なのでベレッタ様が嫁いできて頂いてからフィンレル様自ら今の領地の状況とフィンレル様自身の忙しさを説明してもらえればいいと私は思っていた。
「フィンレル様落ち着くまでまだ時間がかかり、お忙しいのはわかりますが初夜をすっぽかすのだけはやめて下さい」
と私が釘を刺す為に言うと。
「…ああ」
とフィンレル様が書類に目を通しながら顔を上げずに返事する。
それでも少し耳が赤くなっているのを私は見逃さなかった。
いったいいくつなんだよ!と思ったが、そのことは突っ込まなかった。
「もちろん『君を愛することはない』だなんて絶対言ってはいけませんよ」
「っ!わかってる!そんなことを言うはずがない!
私なんぞに嫁いできてくれるんだぞ。
有り難いと思っている!ちゃんと大事にするつもりだ」
この時フィンレル様が顔を上げて、目を吊り上げ私を睨み付けて言ったのを見て私はホッとした。

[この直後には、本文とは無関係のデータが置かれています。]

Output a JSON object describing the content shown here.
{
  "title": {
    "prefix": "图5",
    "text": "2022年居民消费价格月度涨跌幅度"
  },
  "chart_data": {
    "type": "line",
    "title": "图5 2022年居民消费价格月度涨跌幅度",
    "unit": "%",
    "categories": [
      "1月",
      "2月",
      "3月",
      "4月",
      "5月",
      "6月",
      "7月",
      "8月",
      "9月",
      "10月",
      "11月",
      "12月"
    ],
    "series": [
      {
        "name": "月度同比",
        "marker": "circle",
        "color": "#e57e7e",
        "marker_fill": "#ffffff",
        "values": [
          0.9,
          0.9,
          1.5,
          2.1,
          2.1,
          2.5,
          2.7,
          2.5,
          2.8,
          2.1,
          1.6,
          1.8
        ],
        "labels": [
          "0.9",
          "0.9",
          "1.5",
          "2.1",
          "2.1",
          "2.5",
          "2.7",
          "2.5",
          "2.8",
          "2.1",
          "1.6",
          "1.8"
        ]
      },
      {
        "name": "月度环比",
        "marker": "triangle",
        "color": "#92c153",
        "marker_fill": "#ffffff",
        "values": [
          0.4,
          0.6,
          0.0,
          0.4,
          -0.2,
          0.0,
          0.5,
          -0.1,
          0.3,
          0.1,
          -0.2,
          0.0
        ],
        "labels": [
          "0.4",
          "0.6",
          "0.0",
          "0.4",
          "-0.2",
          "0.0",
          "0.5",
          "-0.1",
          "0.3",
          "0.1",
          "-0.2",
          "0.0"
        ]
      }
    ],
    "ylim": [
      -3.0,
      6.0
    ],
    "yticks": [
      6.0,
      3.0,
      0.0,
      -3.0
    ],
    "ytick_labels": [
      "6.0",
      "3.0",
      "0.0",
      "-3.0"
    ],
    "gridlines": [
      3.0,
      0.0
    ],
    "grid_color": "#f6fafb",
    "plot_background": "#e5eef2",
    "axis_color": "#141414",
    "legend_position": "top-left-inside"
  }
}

でもひとつのことに真剣になると他に目がなかなかいかなくなるフィンレル様に少しの不安も感じた。
初夜は無事に済んだようだった。
だがちょうど初夜の次の日に領民の発熱症状は王都からやってきた調査隊により、食中毒によるものだと判明した。
だけどそれから領民の発熱者が増えていくし、原因がわかったらわかったで、対応しなければならないことが更に増えてまたさらに忙しくなった。
フィンレル様も私も医療師や薬、物資の手配、執務などであまりにも忙しかった。
朝早くから夜遅くまで執務室に入り浸たりだったり、王都に医療師や薬の援助を願い出る為に行ったり来たり、それに様子を見る為に、フィンレル様は足繁く領民のところへも通っていた。
ようやく少し落ち着いたのがベレッタ様が嫁入りしてこられてから二ヶ月後だった。
私はフィンレル様がベレッタ様にちゃんと事情を話し、そして少し落ち着いてから夜にはベレッタ様のところへフィンレル様は通っているとばかり思っていた。
初夜以降、フィンレル様が一切ベレッタ様に会いに行ってないことなどまったく知らなかった。
夫婦間のことで私があまりにうるさく立ち入るのもいけないかと思って、フィンレル様に何も言わずに話を聞かなかったことに、後で後悔するとは…。